The treasury will also allocate 35% of its assets (currently approximately $3.6 million) to a dedicated pool, not to actively purchase BAL on the secondary market, but to open a "Burn for Stablecoin" channel: BAL holders can voluntarily send their tokens to the contract to be burned and receive an equivalent amount of stablecoins at the NAV price (net asset value, approximately $0.16 per token).

The window will open 12 months after the proposal passes and remain open for 12 weeks; any unused stablecoins will be returned to the treasury after the window closes. The 12-month waiting period is designed to allow holders whose veBAL is gradually unlocking to participate.

As of the time of writing, the BAL price is $0.1548, below the NAV price. Offering an exit at the NAV price provides those wishing to leave with a more dignified option than a fire sale on the secondary market.

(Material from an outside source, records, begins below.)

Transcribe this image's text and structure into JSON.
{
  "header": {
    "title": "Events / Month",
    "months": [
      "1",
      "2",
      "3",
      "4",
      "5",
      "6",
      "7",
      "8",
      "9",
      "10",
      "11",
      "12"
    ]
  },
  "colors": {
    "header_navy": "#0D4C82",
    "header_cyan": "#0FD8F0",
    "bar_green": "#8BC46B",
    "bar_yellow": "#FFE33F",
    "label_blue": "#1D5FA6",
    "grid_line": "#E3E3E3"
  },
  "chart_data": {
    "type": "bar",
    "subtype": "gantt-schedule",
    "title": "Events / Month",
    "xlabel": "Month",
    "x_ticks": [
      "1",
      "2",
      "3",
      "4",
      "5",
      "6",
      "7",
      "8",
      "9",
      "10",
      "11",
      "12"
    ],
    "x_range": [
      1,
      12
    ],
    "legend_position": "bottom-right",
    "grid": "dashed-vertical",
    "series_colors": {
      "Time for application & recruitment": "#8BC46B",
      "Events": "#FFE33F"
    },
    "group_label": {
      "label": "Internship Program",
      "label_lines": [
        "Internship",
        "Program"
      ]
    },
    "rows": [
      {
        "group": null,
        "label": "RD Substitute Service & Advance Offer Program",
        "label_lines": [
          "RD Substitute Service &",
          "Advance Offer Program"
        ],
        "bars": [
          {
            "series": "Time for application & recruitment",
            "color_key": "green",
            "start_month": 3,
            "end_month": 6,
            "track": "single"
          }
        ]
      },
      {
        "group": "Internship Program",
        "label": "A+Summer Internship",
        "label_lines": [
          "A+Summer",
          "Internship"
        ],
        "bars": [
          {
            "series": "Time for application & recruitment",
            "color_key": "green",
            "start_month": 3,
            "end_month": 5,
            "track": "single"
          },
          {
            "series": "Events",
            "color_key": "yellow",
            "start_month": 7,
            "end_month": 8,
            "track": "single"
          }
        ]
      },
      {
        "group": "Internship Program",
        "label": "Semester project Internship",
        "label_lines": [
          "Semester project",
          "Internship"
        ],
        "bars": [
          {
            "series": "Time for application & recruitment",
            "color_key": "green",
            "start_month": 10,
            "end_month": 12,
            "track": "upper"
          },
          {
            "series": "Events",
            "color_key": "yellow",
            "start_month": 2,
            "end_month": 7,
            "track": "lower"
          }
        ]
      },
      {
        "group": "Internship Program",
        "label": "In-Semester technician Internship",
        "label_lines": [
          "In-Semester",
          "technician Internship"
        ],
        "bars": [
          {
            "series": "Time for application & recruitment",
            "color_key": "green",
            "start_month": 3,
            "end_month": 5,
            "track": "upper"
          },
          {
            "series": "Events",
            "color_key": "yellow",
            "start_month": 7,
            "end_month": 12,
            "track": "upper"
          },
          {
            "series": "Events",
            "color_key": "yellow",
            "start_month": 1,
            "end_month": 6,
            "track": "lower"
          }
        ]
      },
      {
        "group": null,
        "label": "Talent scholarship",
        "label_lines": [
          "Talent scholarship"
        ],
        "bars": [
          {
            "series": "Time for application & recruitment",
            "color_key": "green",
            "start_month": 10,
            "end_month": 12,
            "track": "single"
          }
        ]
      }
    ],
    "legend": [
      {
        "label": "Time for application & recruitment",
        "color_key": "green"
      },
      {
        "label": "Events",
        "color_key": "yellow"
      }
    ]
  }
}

If this channel is fully utilized, approximately 22.7 million BAL tokens will be burned, accounting for about 35% of the circulating supply and six times the current annual inflationary emission.

Nine years of runway—is that enough?

If both proposals are approved, the team’s financial model projects:

The DAO's annual revenue is approximately $1.22 million (assuming TVL rebounds after the V3 fee reduction), with annual operating expenses of $1.9 million, repurchase expenditures of approximately $3.6 million, and an additional $500,000 in veBAL compensation.

After completing the buyback and compensation, the treasury still has approximately $6.2 million remaining, reducing the annual funding gap from about $2.6 million to $700,000, bringing the theoretical lifespan to nearly 9 years.

For a DeFi protocol, nine years is enough to span an entire industry cycle.

However, this model is based on optimistic assumptions: that the reduced fee cut in the V3 protocol will indeed drive more organic TVL; that the smaller team can truly support daily operations, security maintenance, and other functions of the protocol; and that the core products (especially reCLAMM) can successfully re-attract the market after repairs.

If any component falls below expectations, the nine-year lifespan will be rapidly shortened. The team has also explicitly stated that if the DAO’s monthly revenue remains below $60,000 for three consecutive months, a revised proposal must be submitted to the community.

For Balancer, this is a near-desperate reform: abandoning its once-prized veBAL mechanism and the complex multi-party revenue-sharing structure, returning to a radically simplified origin—letting real transaction fees drive the protocol’s sustainability, rather than relying on newly minted tokens to sustain artificial growth.

Whether this bold reform will ultimately succeed must be left to the market and time—let us wait and observe its long-term outcomes.